- Developer: McMagic Productions s.r.o.
- Designer: Martin Markus Mastný
- Composer: Tomáš Oliva
- Engine: Unity
- Platform: Windows
- Release: October 5, 2015 (early access)
- Genre: Survival game
- Mode: Single-player

= Novus Inceptio =

Novus Inceptio is an upcoming indie video game by McMagic Productions s.r.o. It is projected as a survival single player set in a post-apocalyptic world that mixes science fiction and fantasy theme. Early access started in October 2015.

==Development==
The game is being developed by Martin Markus Mastný since 2012. It is inspired by Ultima Online, Star Wars Galaxies and Wurm Online. Mastný originally used Hero Engine from Star Wars: The Old Republic but went to Unity engine in 2013.

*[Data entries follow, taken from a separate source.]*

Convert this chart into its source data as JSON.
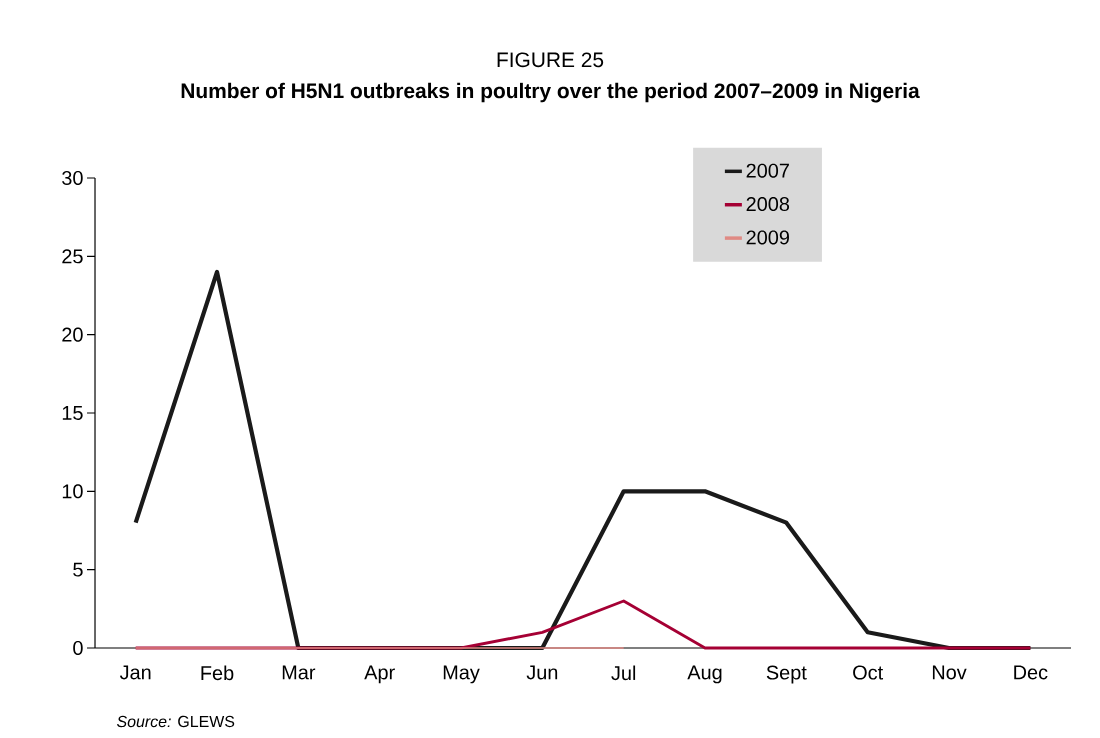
{
  "chart_data": {
    "type": "line",
    "title": "FIGURE 25",
    "subtitle": "Number of H5N1 outbreaks in poultry over the period 2007–2009 in Nigeria",
    "categories": [
      "Jan",
      "Feb",
      "Mar",
      "Apr",
      "May",
      "Jun",
      "Jul",
      "Aug",
      "Sept",
      "Oct",
      "Nov",
      "Dec"
    ],
    "series": [
      {
        "name": "2007",
        "color": "#1a1a1a",
        "values": [
          8,
          24,
          0,
          0,
          0,
          0,
          10,
          10,
          8,
          1,
          0,
          0
        ]
      },
      {
        "name": "2008",
        "color": "#a50034",
        "values": [
          0,
          0,
          0,
          0,
          0,
          1,
          3,
          0,
          0,
          0,
          0,
          0
        ]
      },
      {
        "name": "2009",
        "color": "#e08a84",
        "values": [
          0,
          0,
          0,
          0,
          0,
          0,
          0,
          null,
          null,
          null,
          null,
          null
        ]
      }
    ],
    "ylim": [
      0,
      30
    ],
    "yticks": [
      0,
      5,
      10,
      15,
      20,
      25,
      30
    ],
    "grid": false,
    "legend": "top right",
    "marker": "none",
    "line_style": "solid",
    "annotations": [
      "*Source:* GLEWS"
    ]
  }
}
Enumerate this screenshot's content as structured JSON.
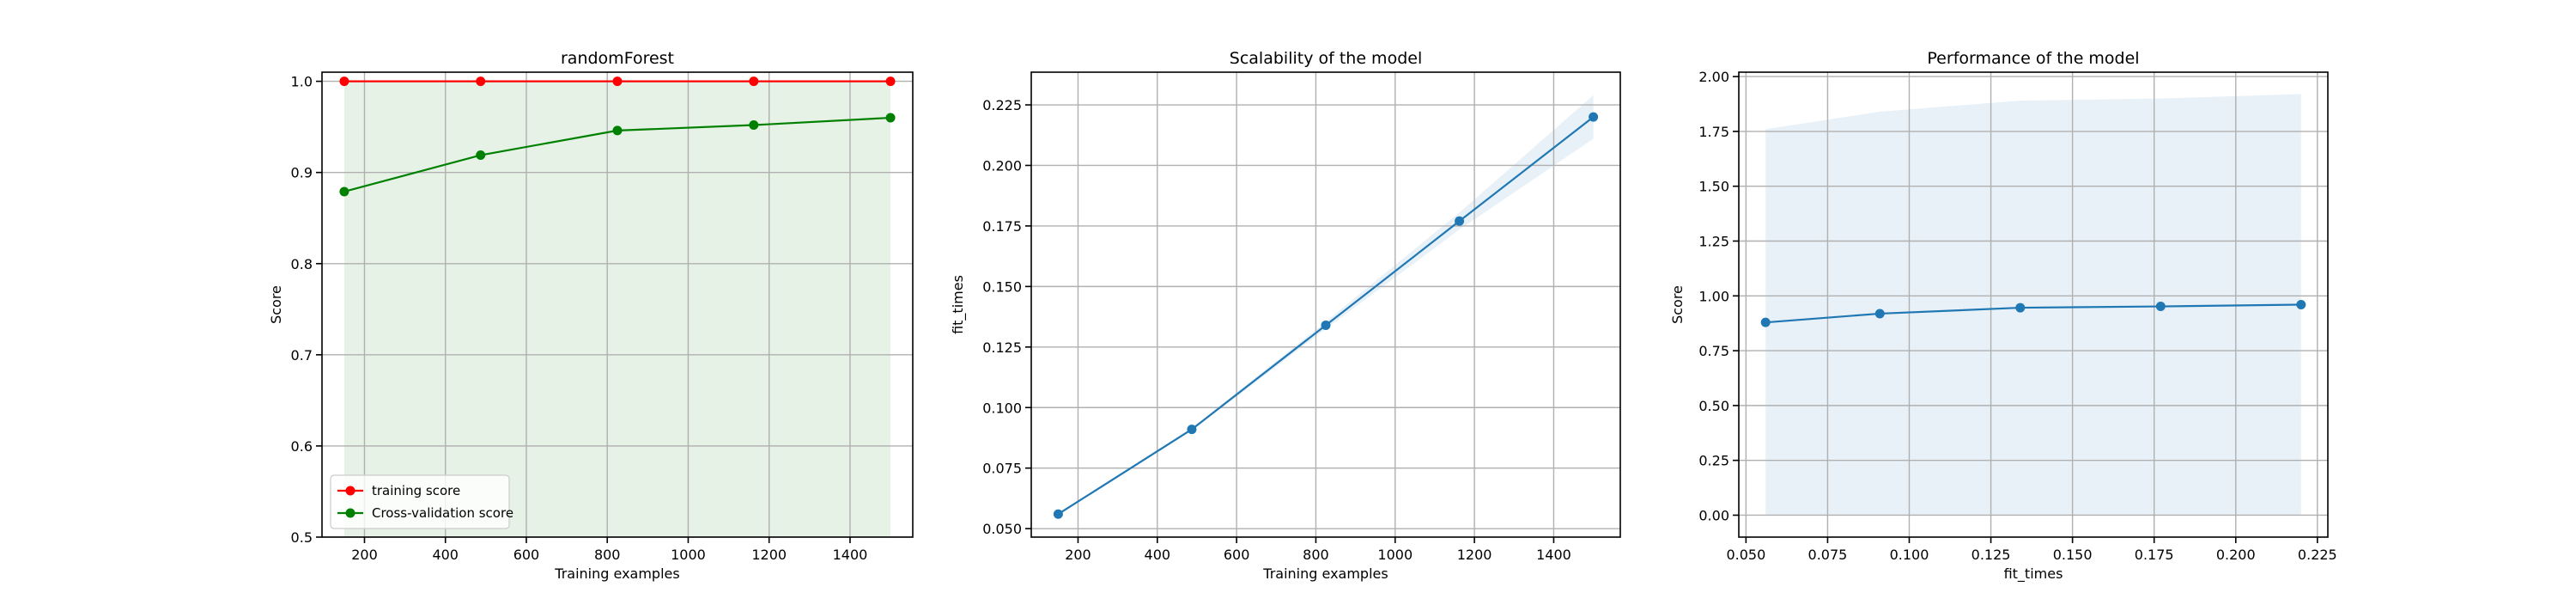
{
  "chart_data": [
    {
      "type": "line",
      "title": "randomForest",
      "xlabel": "Training examples",
      "ylabel": "Score",
      "xlim": [
        95,
        1555
      ],
      "ylim": [
        0.5,
        1.01
      ],
      "xticks": [
        200,
        400,
        600,
        800,
        1000,
        1200,
        1400
      ],
      "yticks": [
        0.5,
        0.6,
        0.7,
        0.8,
        0.9,
        1.0
      ],
      "ytick_labels": [
        "0.5",
        "0.6",
        "0.7",
        "0.8",
        "0.9",
        "1.0"
      ],
      "grid": true,
      "legend_position": "lower-left",
      "x": [
        150,
        487,
        825,
        1162,
        1500
      ],
      "series": [
        {
          "name": "training score",
          "color": "#ff0000",
          "values": [
            1.0,
            1.0,
            1.0,
            1.0,
            1.0
          ],
          "band": {
            "lower": [
              1.0,
              1.0,
              1.0,
              1.0,
              1.0
            ],
            "upper": [
              1.0,
              1.0,
              1.0,
              1.0,
              1.0
            ],
            "color": "#ff0000"
          }
        },
        {
          "name": "Cross-validation score",
          "color": "#008000",
          "values": [
            0.879,
            0.919,
            0.946,
            0.952,
            0.96
          ],
          "band": {
            "lower": [
              0.5,
              0.5,
              0.5,
              0.5,
              0.5
            ],
            "upper": [
              1.0,
              1.0,
              1.0,
              1.0,
              1.0
            ],
            "color": "#008000"
          }
        }
      ]
    },
    {
      "type": "line",
      "title": "Scalability of the model",
      "xlabel": "Training examples",
      "ylabel": "fit_times",
      "xlim": [
        82,
        1568
      ],
      "ylim": [
        0.0465,
        0.2385
      ],
      "xticks": [
        200,
        400,
        600,
        800,
        1000,
        1200,
        1400
      ],
      "yticks": [
        0.05,
        0.075,
        0.1,
        0.125,
        0.15,
        0.175,
        0.2,
        0.225
      ],
      "ytick_labels": [
        "0.050",
        "0.075",
        "0.100",
        "0.125",
        "0.150",
        "0.175",
        "0.200",
        "0.225"
      ],
      "grid": true,
      "x": [
        150,
        487,
        825,
        1162,
        1500
      ],
      "series": [
        {
          "color": "#1f77b4",
          "values": [
            0.056,
            0.091,
            0.134,
            0.177,
            0.22
          ],
          "band": {
            "lower": [
              0.0555,
              0.0905,
              0.1325,
              0.1735,
              0.211
            ],
            "upper": [
              0.0565,
              0.0915,
              0.1355,
              0.1805,
              0.229
            ],
            "color": "#1f77b4"
          }
        }
      ]
    },
    {
      "type": "line",
      "title": "Performance of the model",
      "xlabel": "fit_times",
      "ylabel": "Score",
      "xlim": [
        0.0478,
        0.2282
      ],
      "ylim": [
        -0.1,
        2.02
      ],
      "xticks": [
        0.05,
        0.075,
        0.1,
        0.125,
        0.15,
        0.175,
        0.2,
        0.225
      ],
      "xtick_labels": [
        "0.050",
        "0.075",
        "0.100",
        "0.125",
        "0.150",
        "0.175",
        "0.200",
        "0.225"
      ],
      "yticks": [
        0.0,
        0.25,
        0.5,
        0.75,
        1.0,
        1.25,
        1.5,
        1.75,
        2.0
      ],
      "ytick_labels": [
        "0.00",
        "0.25",
        "0.50",
        "0.75",
        "1.00",
        "1.25",
        "1.50",
        "1.75",
        "2.00"
      ],
      "grid": true,
      "x": [
        0.056,
        0.091,
        0.134,
        0.177,
        0.22
      ],
      "series": [
        {
          "color": "#1f77b4",
          "values": [
            0.879,
            0.919,
            0.946,
            0.952,
            0.96
          ],
          "band": {
            "lower": [
              0.0,
              0.0,
              0.0,
              0.0,
              0.0
            ],
            "upper": [
              1.76,
              1.84,
              1.89,
              1.9,
              1.92
            ],
            "color": "#1f77b4"
          }
        }
      ]
    }
  ]
}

The game appeared on Steam Greenlight site in 2015. It took only a few days to pass through Greenlight process. Early access started on October 5, 2015. Mastný also expressed hope that the game could be finished in a few months after early access release. In 2020, five years since a few months after early access release the development had been abandoned. On November 18, 2022, the developer announced a WIP (more than 8 years after the start of the alpha and over 3 years of silence to the community), in which he also announced that the development would be resumed.

==Gameplay==
The Game is set in a distant future when the planet has recovered from a global catastrophe. One of player's goals is to find out what caused the catastrophe along with rebuilding of the civilization. Player can use Superhuman powers to reach his goal.

When the game starts player has to survive so he has to get food and resources to make a shelter or better equipment. His Skills get better as he uses them. If player does not use a skill for a long time it worsens. Player is accompanied by a robot that can save his DNA and clone him which works as a save/load system.